What good stuff have you been reading this summer?

Tuesday, July 8, 2014

Naturalist's Corners

Last week, I was tidying up my desk, to get rid of piles of junk mail and other people's stuff, and to make the surface a more inviting place to work on my Master Naturalist homework (and some writing projects I need to get motivated on!).

As I started to load my field guides and various supplies into a large grocery sack, to keep them all together, but not on the surface of the desk, I realized I needed a better system than an ugly Hannaford bag, something that would be inviting and remind me that this is work I value. So instead of the sack, I moved out a small table that had become a clutter accumulator and replaced it with this little bookcase, which had been home to wooden animals that, quite frankly (but sadly), my kids have long outgrown.

On its shelves, I placed field guides, colored pencils, dissecting kit, collecting supplies, and M's microscope. Underneath, there is just enough room for my folders and books too large for the shelves.
As soon as I finished my little Naturalist's Corner, Z made a Naturalist's Corner of his own in the sun room.

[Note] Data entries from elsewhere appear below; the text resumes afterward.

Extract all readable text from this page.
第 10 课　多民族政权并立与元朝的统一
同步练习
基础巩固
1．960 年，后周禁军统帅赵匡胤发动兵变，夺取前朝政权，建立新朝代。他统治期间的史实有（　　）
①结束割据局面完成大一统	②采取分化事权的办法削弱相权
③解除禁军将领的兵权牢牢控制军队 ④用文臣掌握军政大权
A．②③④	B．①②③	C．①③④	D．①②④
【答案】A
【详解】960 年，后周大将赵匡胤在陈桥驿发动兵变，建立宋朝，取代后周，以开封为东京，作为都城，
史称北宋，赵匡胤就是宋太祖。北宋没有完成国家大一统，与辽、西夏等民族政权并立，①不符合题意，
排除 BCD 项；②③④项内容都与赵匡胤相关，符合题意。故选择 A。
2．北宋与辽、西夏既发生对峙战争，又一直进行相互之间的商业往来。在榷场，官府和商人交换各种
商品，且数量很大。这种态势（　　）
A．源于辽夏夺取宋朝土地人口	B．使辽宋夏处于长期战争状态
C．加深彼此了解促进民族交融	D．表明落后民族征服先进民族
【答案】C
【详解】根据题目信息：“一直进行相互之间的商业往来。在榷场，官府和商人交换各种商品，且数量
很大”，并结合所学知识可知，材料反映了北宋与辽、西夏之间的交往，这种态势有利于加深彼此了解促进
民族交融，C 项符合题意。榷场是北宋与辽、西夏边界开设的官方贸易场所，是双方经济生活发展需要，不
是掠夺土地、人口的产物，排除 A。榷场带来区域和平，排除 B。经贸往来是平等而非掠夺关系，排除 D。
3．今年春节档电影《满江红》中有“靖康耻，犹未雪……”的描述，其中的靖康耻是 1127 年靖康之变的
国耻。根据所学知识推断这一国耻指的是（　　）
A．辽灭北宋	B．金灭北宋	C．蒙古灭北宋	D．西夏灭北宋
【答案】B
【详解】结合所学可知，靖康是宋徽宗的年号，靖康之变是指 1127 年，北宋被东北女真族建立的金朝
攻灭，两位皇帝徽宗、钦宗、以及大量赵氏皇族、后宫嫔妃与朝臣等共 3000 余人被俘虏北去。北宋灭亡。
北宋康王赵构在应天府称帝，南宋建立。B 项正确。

I had brought that old oak desk up from the basement last month, after we moved the houseplants outside (he had been asking me to bring it up for months!). He added the wooden crate/bookshelf, a magnifying glass, his big amethyst, jars and boxes of specimens (mostly rocks and a few butterflies found in car grilles).


He then went right to work drawing a turkey feather. Since getting my kids involved is one of my top-secret ulterior motives in becoming a Master Naturalist, I think this was a good start!